PeerTube icon indicating copy to clipboard operation
PeerTube copied to clipboard

Automatically import videos from other platforms

Open roipoussiere opened this issue 6 years ago • 32 comments

In order to simplify the PeerTube adoption from current Youtubers, it's important to simplify the importing process.

The import script is a good step in this direction, but it is possible to do better: automatically import Youtube videos, so the PeerTube import can be totally transparent for the Youtuber.

We can do this without the Youtube API, by using atom feeds: https://www.youtube.com/feeds/videos.xml?channel_id=<channel_id>.

I'm not used with TypeScript but I wrote a small Python script as a proof-of-concept example, available here.

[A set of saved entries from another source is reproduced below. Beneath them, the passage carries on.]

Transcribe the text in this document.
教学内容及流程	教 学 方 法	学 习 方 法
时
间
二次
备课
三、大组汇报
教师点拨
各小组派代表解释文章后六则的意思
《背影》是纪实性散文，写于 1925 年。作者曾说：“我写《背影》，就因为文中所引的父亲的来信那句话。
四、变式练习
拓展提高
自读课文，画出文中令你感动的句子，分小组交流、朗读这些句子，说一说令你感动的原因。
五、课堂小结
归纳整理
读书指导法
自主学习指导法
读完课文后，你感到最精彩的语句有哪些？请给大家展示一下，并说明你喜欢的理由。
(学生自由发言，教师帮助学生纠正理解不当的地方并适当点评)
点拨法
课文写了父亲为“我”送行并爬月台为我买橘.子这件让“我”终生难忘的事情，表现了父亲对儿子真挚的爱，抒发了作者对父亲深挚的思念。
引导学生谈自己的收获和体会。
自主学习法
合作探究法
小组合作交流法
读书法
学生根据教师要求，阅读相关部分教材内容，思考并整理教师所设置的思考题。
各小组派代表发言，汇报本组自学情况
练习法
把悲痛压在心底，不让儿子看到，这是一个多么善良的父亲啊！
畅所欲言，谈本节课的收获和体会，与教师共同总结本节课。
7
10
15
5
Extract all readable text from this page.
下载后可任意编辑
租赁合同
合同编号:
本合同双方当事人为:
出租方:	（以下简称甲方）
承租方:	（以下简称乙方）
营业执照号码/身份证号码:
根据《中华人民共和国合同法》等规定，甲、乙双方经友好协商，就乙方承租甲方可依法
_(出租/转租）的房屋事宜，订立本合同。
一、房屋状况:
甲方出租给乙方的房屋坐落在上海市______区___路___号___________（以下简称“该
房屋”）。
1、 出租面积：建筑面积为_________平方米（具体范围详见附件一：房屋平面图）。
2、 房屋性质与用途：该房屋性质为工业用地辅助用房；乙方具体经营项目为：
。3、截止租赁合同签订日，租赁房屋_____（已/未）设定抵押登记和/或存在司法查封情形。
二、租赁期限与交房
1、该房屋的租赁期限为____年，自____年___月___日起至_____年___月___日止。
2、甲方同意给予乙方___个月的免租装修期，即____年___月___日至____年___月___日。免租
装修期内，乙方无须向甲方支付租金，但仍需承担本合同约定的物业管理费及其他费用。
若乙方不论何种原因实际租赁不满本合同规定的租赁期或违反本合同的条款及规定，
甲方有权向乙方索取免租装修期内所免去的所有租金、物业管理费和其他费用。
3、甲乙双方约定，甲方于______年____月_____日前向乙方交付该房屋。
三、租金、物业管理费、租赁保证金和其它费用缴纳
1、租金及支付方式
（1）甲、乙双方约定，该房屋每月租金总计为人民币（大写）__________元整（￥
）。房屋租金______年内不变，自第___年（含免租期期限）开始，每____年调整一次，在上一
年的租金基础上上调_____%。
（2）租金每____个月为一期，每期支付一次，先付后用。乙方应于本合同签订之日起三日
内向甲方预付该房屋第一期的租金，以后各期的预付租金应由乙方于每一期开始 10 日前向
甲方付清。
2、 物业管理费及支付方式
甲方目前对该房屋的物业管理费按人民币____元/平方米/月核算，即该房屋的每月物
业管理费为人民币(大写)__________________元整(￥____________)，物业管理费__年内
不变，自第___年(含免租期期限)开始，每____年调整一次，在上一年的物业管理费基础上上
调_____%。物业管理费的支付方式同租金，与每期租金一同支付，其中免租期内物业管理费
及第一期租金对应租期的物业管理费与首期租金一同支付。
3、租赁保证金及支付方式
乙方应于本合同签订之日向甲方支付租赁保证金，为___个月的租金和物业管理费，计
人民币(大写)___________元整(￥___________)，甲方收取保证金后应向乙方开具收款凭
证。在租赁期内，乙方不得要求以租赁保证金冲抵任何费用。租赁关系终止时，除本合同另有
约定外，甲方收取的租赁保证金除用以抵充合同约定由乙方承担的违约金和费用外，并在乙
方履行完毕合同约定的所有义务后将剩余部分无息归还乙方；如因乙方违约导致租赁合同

Used with the import script and a 5min-cronjob, a PeerTube user could feed its instance by only specifying its Youtube channel name.

Note that we also need a way to check if the video is not already on the PeerTube instance, can we provide the youtube video id in some video metadata?

roipoussiere avatar Jun 29 '18 16:06 roipoussiere

Since it's a auto import, we can assume videos previously imported have the same title as on YT. We could just check against titles for a first implementation.

rigelk avatar Jun 29 '18 20:06 rigelk

Maybe for a POC, but speaking as someone who does these sort of automated import ops at my day job (I work for a large YouTube channel) I can say that titles can and are modified after publishing, especially within the first hour after publishing. Can't we store the YouTube video ID in some form of metadata entry on the PeerTube video and look it up to see if we've already imported it?

rezonant avatar Jun 29 '18 20:06 rezonant

Ah, right :/

I guess it's not a problem to add this metadata, since it's something that doesn't need to be federated (meaning we don't break things if we add a field to the video model).

My concern is more as to how to make that metadata structure broad enough to be reused for imports from the other platforms supported by youtube-dl. I guess a HashMap is fine there.

rigelk avatar Jun 29 '18 20:06 rigelk

I can say that titles can and are modified after publishing

fyi Youtube feed also provides an updated field, so I guess if the video is renamed, it will appears in the feed for the second time, with the same published date (and youtube id) but an other updated date.


My concern is more as to how to make that metadata structure broad enough to be reused for imports from the other platforms supported by youtube-dl. I guess a HashMap is fine there.

But not all platforms supported by youtube-dl provides an Atom/RSS feed.

Note that a unique item id is mandatory for Atom feed:

atom:entry elements MUST contain exactly one atom:id element.

... but is optional for RSS feed:

<guid> is an optional sub-element of . guid stands for globally unique identifier. It's a string that uniquely identifies the item.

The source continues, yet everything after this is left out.